Ottawa

Family, friends of murdered women doubtful about inquest

Friends and family of three women murdered by the same man in 2015 warn an inquest into their deaths will only be worthwhile if its recommendations are heeded.

Inquest into deaths of Carol Culleton, Anastasia Kuzyk, Nathalie Warmerdam announced Wednesday

An inquest will be held into the deaths of Anastasia Kuzyk, Nathalie Warmerdam and Carol Culleton, left to right. The three women were murdered by Basil Borutski in September 2015. (CBC News)

Friends and family of three women murdered by the same man in 2015 warn an inquest into their deaths will only be worthwhile if its recommendations are heeded.

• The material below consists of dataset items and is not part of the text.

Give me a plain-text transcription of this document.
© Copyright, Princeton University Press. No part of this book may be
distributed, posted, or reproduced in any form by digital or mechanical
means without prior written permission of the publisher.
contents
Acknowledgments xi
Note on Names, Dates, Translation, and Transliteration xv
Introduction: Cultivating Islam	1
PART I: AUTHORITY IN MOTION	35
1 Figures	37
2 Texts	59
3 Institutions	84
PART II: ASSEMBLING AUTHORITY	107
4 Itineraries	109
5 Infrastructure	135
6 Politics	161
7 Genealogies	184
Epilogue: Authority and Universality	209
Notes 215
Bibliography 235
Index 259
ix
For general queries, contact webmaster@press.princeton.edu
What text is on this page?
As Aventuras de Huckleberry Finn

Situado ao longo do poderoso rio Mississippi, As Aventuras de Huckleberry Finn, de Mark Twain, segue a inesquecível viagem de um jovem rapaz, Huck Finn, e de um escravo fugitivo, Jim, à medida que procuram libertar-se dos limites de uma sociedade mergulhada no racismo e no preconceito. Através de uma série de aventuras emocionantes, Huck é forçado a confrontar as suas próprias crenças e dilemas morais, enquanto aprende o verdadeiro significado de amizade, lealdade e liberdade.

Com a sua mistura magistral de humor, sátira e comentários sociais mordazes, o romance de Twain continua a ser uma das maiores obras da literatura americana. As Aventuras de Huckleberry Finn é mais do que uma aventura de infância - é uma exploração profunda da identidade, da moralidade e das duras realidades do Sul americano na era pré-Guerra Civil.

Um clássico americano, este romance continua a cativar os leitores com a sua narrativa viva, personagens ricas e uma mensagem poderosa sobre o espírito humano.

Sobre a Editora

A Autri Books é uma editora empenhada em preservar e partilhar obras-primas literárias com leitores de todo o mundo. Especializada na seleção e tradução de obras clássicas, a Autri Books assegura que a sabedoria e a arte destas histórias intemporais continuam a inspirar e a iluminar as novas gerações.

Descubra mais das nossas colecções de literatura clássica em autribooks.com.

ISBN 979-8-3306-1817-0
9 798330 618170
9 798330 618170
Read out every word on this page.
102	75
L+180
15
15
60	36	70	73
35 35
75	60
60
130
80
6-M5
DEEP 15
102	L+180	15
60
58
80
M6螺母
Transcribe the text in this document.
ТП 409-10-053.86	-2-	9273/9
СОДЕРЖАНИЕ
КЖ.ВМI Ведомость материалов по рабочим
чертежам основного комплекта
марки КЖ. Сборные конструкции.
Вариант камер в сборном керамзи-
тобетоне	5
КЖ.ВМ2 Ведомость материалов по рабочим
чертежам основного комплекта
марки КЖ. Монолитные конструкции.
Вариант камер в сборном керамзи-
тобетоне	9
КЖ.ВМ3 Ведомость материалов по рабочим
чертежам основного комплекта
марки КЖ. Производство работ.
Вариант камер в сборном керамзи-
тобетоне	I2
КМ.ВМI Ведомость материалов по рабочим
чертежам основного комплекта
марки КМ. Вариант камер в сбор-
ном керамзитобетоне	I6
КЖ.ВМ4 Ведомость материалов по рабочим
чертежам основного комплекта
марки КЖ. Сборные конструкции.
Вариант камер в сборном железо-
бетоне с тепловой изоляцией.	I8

On Wednesday, Ontario's Ministry of the Solicitor General announced an inquest into the deaths of Carol Culleton, Anastasia Kuzyk and Nathalie Warmerdam.

The three women were murdered by Basil Borutski in and around Wilno, Ont., in September 2015. All three had previously been in relationships with Borutski, who was convicted and sentenced to 70 years in prison in December 2017.

It looks to me that this process is largely an attempt to shore up the public's trust and faith in the legal system.- Genevieve Way

Nathalie Warmerdam's daughter, Valerie Warmerdam, said she doesn't plan to take part in the inquest, but hopes it can do some good.

She worries, however, that its recommendations will be ignored, and that history will repeat itself. 

"Even if it does come up with good, useful recommendations, that requires politicians to follow through and use them," Warmerdam cautioned.

Genevieve Way was a friend of Nathalie Warmerdam, and also cared for Anastasia Kuzyk's dog after the murders. (Steve Fischer/CBC)

Key questions

Genevieve Way, who was a close friend of Warmerdam's, worries the inquest will fail to answer some key questions.

"How can we not only prevent murders like these, but also prevent the years of abuse and terror that lead up to them?" Way asked in an email to CBC.

"It looks to me that this process is largely an attempt to shore up the public's trust and faith in the legal system; to make people think the legal system is doing something about the murders; to make us feel safe."

Way suggested the province fund community meetings where those affected by the murders can discuss the issues among themselves.

Leighann Burns, executive director of Harmony House, says there have been numerous inquests into similar deaths, and their recommendations have been largely ignored. (CBC News)

Recommendations ignored

Leighann Burns, executive director of Harmony House, an Ottawa women's shelter, also expressed doubt in the inquest's usefulness, and suggested politicians instead focus on recommendations that have been shelved for years.

"I'm not sure what's going to be learned from another inquest. We've had many inquests over the years," Burns said.

She pointed to the 1998 May-Iles "super-inquest," which examined the 1996 murder of Arlene May by Randy Iles, who then killed himself. Several similar inquests followed in the intervening years, and Burns said domestic violence death review committees have come out with hundreds of recommendations.

Burns said what they often discover is that the system fails to hold abusers to account.

"I'm not sure what another inquest into a very well-studied and understood problem is going to help us with," Burns said.

"The public has a right to know, what are you doing with those recommendations? What have you done? Are you holding anybody to account? Are you making sure they're doing them? And are they working?"